If you choose to read it there is one thing to keep in mind. Current sea level rise is 3.5mm per year. The graphs shown here, with input from the West Antarctic Ice Sheet, with projections of only really starting to impact at all from 2050, are only a very small part of the picture of feed in's to the sea level rise.

Right now the single largest factor in sea level rise is the warming of and expansion of, the oceans. Second is glacier loss on land, which is finite and diminishing. Third is Greenland and then comes WAIS.

Re: All that stuff about climate change

PostPosted: 09 Jun 2021, 20:21
by Workingman
Just to add....

There is a report out by charity ShelterBox saying that 167 million homes could be lost to floods, landslides and sea rises by 2040.

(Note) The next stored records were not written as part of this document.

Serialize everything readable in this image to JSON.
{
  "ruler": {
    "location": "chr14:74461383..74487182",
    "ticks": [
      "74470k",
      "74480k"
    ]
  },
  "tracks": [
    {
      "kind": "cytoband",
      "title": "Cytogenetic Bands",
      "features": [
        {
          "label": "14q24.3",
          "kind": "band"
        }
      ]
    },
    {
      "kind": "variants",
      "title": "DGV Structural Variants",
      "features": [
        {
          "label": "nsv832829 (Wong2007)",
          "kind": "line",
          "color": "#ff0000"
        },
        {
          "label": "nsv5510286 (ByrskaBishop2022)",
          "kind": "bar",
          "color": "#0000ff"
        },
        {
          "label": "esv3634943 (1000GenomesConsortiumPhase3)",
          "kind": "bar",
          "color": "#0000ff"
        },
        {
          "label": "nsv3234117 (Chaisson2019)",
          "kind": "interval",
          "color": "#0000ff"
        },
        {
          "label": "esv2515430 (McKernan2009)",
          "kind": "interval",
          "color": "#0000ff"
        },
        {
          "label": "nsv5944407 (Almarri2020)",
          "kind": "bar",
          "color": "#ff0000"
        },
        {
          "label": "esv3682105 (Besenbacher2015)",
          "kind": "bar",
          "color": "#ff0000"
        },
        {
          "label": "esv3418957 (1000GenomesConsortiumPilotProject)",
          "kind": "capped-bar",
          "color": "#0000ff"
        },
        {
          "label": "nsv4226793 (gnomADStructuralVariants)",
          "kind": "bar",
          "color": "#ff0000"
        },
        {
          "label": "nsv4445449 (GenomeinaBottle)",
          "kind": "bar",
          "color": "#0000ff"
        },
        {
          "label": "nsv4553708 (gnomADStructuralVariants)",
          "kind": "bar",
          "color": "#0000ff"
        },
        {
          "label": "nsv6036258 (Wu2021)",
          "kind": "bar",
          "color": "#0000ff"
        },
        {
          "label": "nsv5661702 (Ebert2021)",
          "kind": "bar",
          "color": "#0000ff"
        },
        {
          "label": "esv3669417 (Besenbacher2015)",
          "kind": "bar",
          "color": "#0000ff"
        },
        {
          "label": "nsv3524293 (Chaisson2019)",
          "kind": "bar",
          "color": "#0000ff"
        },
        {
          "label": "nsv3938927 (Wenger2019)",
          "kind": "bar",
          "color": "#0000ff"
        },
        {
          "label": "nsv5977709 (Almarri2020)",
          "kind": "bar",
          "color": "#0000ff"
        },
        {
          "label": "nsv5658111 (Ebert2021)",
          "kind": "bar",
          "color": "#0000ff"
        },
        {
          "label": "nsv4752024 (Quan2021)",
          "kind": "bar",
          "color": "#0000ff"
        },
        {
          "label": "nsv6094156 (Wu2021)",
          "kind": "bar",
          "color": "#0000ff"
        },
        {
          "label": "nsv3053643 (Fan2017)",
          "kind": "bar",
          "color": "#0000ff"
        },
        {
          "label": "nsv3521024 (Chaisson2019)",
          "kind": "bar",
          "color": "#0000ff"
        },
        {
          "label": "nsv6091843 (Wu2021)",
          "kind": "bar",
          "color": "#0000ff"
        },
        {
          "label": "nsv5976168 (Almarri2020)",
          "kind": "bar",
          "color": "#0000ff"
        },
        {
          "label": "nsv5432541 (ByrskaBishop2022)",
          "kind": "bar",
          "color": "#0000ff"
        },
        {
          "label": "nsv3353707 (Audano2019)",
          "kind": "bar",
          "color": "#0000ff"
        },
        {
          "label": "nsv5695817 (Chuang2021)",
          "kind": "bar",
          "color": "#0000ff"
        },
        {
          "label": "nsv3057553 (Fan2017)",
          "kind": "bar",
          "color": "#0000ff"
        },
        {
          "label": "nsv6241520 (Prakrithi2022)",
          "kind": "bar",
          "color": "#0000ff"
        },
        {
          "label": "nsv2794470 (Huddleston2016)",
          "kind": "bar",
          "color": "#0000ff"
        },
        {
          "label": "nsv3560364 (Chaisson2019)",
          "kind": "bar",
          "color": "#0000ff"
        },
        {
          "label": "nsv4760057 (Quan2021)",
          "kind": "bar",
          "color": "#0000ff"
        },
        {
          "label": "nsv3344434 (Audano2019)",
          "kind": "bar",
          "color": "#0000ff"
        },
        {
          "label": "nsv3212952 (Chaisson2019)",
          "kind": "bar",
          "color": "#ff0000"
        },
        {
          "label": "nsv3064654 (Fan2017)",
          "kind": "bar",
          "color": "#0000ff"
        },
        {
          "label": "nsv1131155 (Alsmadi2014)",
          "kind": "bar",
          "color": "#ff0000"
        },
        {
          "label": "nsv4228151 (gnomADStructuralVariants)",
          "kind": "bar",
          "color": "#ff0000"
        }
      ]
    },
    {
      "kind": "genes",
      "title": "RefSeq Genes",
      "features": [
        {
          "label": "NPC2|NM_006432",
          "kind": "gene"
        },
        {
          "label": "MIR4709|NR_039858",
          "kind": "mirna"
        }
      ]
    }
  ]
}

I have lost the report but an outline is here: https://uk.news.yahoo.com/climate-chang ... 00524.html

If each home has five resident that's 835 million people affected not to mention the affect on crops and farming land. Think of it; one in nine people on the planet needing a new home.

Warmer air can hold more water... until it gets cold in the upper atmosphere and gravity takes over. It is simple physics.